Dalam forum itu, Menlu Yordania Ayman Safadi menuduh Israel melakukan genosida dengan mengebom Gaza selama enam minggu terakhir. Ia juga mengatakan, pembahasan tentang masa depan bangsa Palestina harus berfokus pada Tepi Barat dan Gaza sebagai satu kesatuan.
Palestina Tidak Meninggalkan Gaza
Otoritas Palestina, yang diwakili Menteri Luar Negeri Riad al-Maliki, mengatakan bahwa pemerintahannya tidak pernah meninggalkan Gaza. Ia mengatakan, mereka memiliki 60.000 pegawai publik yang melayani masyarakat Gaza. Sebagai informasi, Jalur Gaza saat ini diperintah oleh kelompok Hamas, salah satu faksi di wilayah Palestina.
“Saya rasa sekarang, setelah perang mengerikan di Gaza dan kehancuran yang terjadi, akan ada peningkatan layanan yang dibutuhkan masyarakat. Kami harus meresponsnya dengan menambah lebih banyak pegawai publik di Gaza. Tapi kami telah mengambil tanggung jawab dengan serius selama 17 tahun ini dan kami akan terus melakukan hal yang sama. Kami tidak akan pernah berhenti bertanggung jawab dan memberikan layanan yang diperlukan, karena kami otoritas yang bertanggung jawab. Kami memberikan layanan di seluruh wilayah pendudukan Palestina, baik di Jalur Gaza maupun di Tepi Barat,” kata al-Maliki.
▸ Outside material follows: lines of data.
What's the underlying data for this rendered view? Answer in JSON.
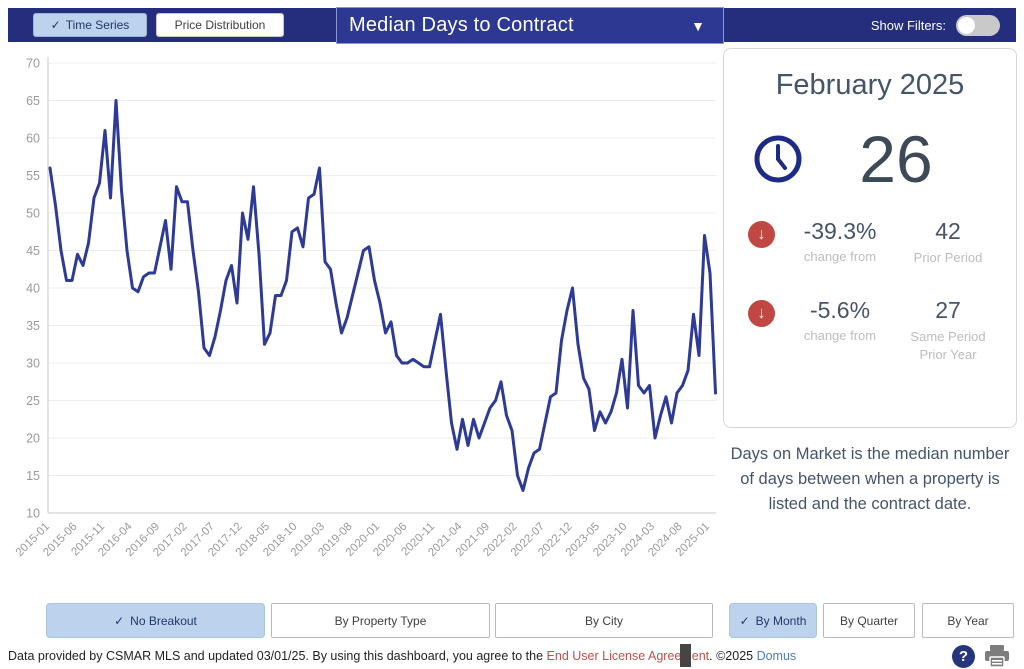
{
  "header": {
    "tabs": [
      {
        "label": "Time Series",
        "checked": true
      },
      {
        "label": "Price Distribution",
        "checked": false
      }
    ],
    "metric_dropdown": {
      "value": "Median Days to Contract"
    },
    "show_filters_label": "Show Filters:",
    "filters_on": false
  },
  "icons": {
    "check": "✓",
    "caret_down": "▼",
    "down_arrow": "↓",
    "question": "?"
  },
  "chart_data": {
    "type": "line",
    "title": "Median Days to Contract",
    "xlabel": "",
    "ylabel": "",
    "ylim": [
      10,
      70
    ],
    "y_ticks": [
      10,
      15,
      20,
      25,
      30,
      35,
      40,
      45,
      50,
      55,
      60,
      65,
      70
    ],
    "grid": true,
    "legend": false,
    "line_color": "#2d3a96",
    "x_tick_step": 5,
    "x": [
      "2015-01",
      "2015-02",
      "2015-03",
      "2015-04",
      "2015-05",
      "2015-06",
      "2015-07",
      "2015-08",
      "2015-09",
      "2015-10",
      "2015-11",
      "2015-12",
      "2016-01",
      "2016-02",
      "2016-03",
      "2016-04",
      "2016-05",
      "2016-06",
      "2016-07",
      "2016-08",
      "2016-09",
      "2016-10",
      "2016-11",
      "2016-12",
      "2017-01",
      "2017-02",
      "2017-03",
      "2017-04",
      "2017-05",
      "2017-06",
      "2017-07",
      "2017-08",
      "2017-09",
      "2017-10",
      "2017-11",
      "2017-12",
      "2018-01",
      "2018-02",
      "2018-03",
      "2018-04",
      "2018-05",
      "2018-06",
      "2018-07",
      "2018-08",
      "2018-09",
      "2018-10",
      "2018-11",
      "2018-12",
      "2019-01",
      "2019-02",
      "2019-03",
      "2019-04",
      "2019-05",
      "2019-06",
      "2019-07",
      "2019-08",
      "2019-09",
      "2019-10",
      "2019-11",
      "2019-12",
      "2020-01",
      "2020-02",
      "2020-03",
      "2020-04",
      "2020-05",
      "2020-06",
      "2020-07",
      "2020-08",
      "2020-09",
      "2020-10",
      "2020-11",
      "2020-12",
      "2021-01",
      "2021-02",
      "2021-03",
      "2021-04",
      "2021-05",
      "2021-06",
      "2021-07",
      "2021-08",
      "2021-09",
      "2021-10",
      "2021-11",
      "2021-12",
      "2022-01",
      "2022-02",
      "2022-03",
      "2022-04",
      "2022-05",
      "2022-06",
      "2022-07",
      "2022-08",
      "2022-09",
      "2022-10",
      "2022-11",
      "2022-12",
      "2023-01",
      "2023-02",
      "2023-03",
      "2023-04",
      "2023-05",
      "2023-06",
      "2023-07",
      "2023-08",
      "2023-09",
      "2023-10",
      "2023-11",
      "2023-12",
      "2024-01",
      "2024-02",
      "2024-03",
      "2024-04",
      "2024-05",
      "2024-06",
      "2024-07",
      "2024-08",
      "2024-09",
      "2024-10",
      "2024-11",
      "2024-12",
      "2025-01",
      "2025-02"
    ],
    "values": [
      56,
      51,
      45,
      41,
      41,
      44.5,
      43,
      46,
      52,
      54,
      61,
      52,
      65,
      53,
      45,
      40,
      39.5,
      41.5,
      42,
      42,
      45.5,
      49,
      42.5,
      53.5,
      51.5,
      51.5,
      45,
      39.5,
      32,
      31,
      33.5,
      37,
      41,
      43,
      38,
      50,
      46.5,
      53.5,
      44.5,
      32.5,
      34,
      39,
      39,
      41,
      47.5,
      48,
      45.5,
      52,
      52.5,
      56,
      43.5,
      42.5,
      38,
      34,
      36,
      39,
      42,
      45,
      45.5,
      41,
      38,
      34,
      35.5,
      31,
      30,
      30,
      30.5,
      30,
      29.5,
      29.5,
      33,
      36.5,
      29,
      22,
      18.5,
      22.5,
      19,
      22.5,
      20,
      22,
      24,
      25,
      27.5,
      23,
      21,
      15,
      13,
      16,
      18,
      18.5,
      22,
      25.5,
      26,
      33,
      37,
      40,
      32.5,
      28,
      26.5,
      21,
      23.5,
      22,
      23.5,
      26,
      30.5,
      24,
      37,
      27,
      26,
      27,
      20,
      23,
      25.5,
      22,
      26,
      27,
      29,
      36.5,
      31,
      47,
      42,
      26
    ]
  },
  "summary_panel": {
    "period_label": "February 2025",
    "current_value": "26",
    "comparisons": [
      {
        "direction": "down",
        "change": "-39.3%",
        "change_label": "change from",
        "value": "42",
        "value_label": "Prior Period"
      },
      {
        "direction": "down",
        "change": "-5.6%",
        "change_label": "change from",
        "value": "27",
        "value_label": "Same Period Prior Year"
      }
    ],
    "description": "Days on Market is the median number of days between when a property is listed and the contract date."
  },
  "breakout_buttons": [
    {
      "label": "No Breakout",
      "checked": true
    },
    {
      "label": "By Property Type",
      "checked": false
    },
    {
      "label": "By City",
      "checked": false
    }
  ],
  "period_buttons": [
    {
      "label": "By Month",
      "checked": true
    },
    {
      "label": "By Quarter",
      "checked": false
    },
    {
      "label": "By Year",
      "checked": false
    }
  ],
  "footer": {
    "text_prefix": "Data provided by CSMAR MLS and updated 03/01/25.  By using this dashboard, you agree to the ",
    "license_link": "End User License Agreement",
    "text_middle": ".  ©2025 ",
    "brand_link": "Domus"
  },
  "colors": {
    "bar_navy": "#252e7d",
    "dropdown_navy": "#2c3892",
    "checked_button_bg": "#bdd2ec",
    "line": "#2d3a96",
    "negative_red": "#c14742",
    "slate_text": "#44546a",
    "muted_label": "#bdbdbd",
    "axis_text": "#9a9a9a",
    "grid": "#ededed"
  }
}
Sejak berminggu-minggu sebelum dan selama berlangsungnya gencatan senjata sementara, Qatar, dengan dukungan AS dan Mesir, telah terlibat dalam proses negosiasi intensif untuk mewujudkan dan memperpanjang jeda pertempuran di Gaza. Para penengah mengatakan bahwa jeda tersebut memang dirancang agar dapat diperluas dan diperpanjang.
Advertisement
Proses Pembebasan Tawanan
Selama gencatan senjata pertama, sebanyak 50 sandera warga sipil – perempuan dan anak-anak – rencananya akan dibebaskan oleh Hamas.
Sebagai imbalan, 150 tahanan Palestina yang dikurung Israel juga akan dibebaskan dan bantuan kemanusiaan akan diizinkan memasuki Gaza.
Dalam tiga hari pertama, 39 sandera Israel dibebaskan Hamas dengan imbalan 117 tahanan Palestina yang dikurung Israel sebagai bagian dari kesepakatan.
Sementara itu, melalui negosiasi lain yang secara paralel dilakukan oleh Qatar, sebanyak 17 warga Thailand, satu warga Filipina dan satu warga berkewarganegaraan ganda Rusia-Israel juga telah dibebaskan kelompok militan tersebut.
Jumlah sandera yang akan dibebaskan sejauh ini merupakan yang terbanyak sejak militan Hamas melancarkan serangan ke Israel selatan secara mendadak pada 7 Oktober lalu dalam serangan paling mematikan dalam sejarah Israel.
Israel mengatakan serangan itu menewaskan 1.200 orang, sebagian besarnya adalah warga sipil. Selain itu, sekitar 240 orang disandera, termasuk warga lansia dan anak-anak.
Menanggapi hal itu, Israel melancarkan serangan bom tanpa henti dan serangan darat ke wilayah Gaza yang dikuasai Hamas. Pemerintahan Hamas menyatakan bahwa serangan Israel telah menewaskan 15.000 orang, ribuan di antaranya anak-anak.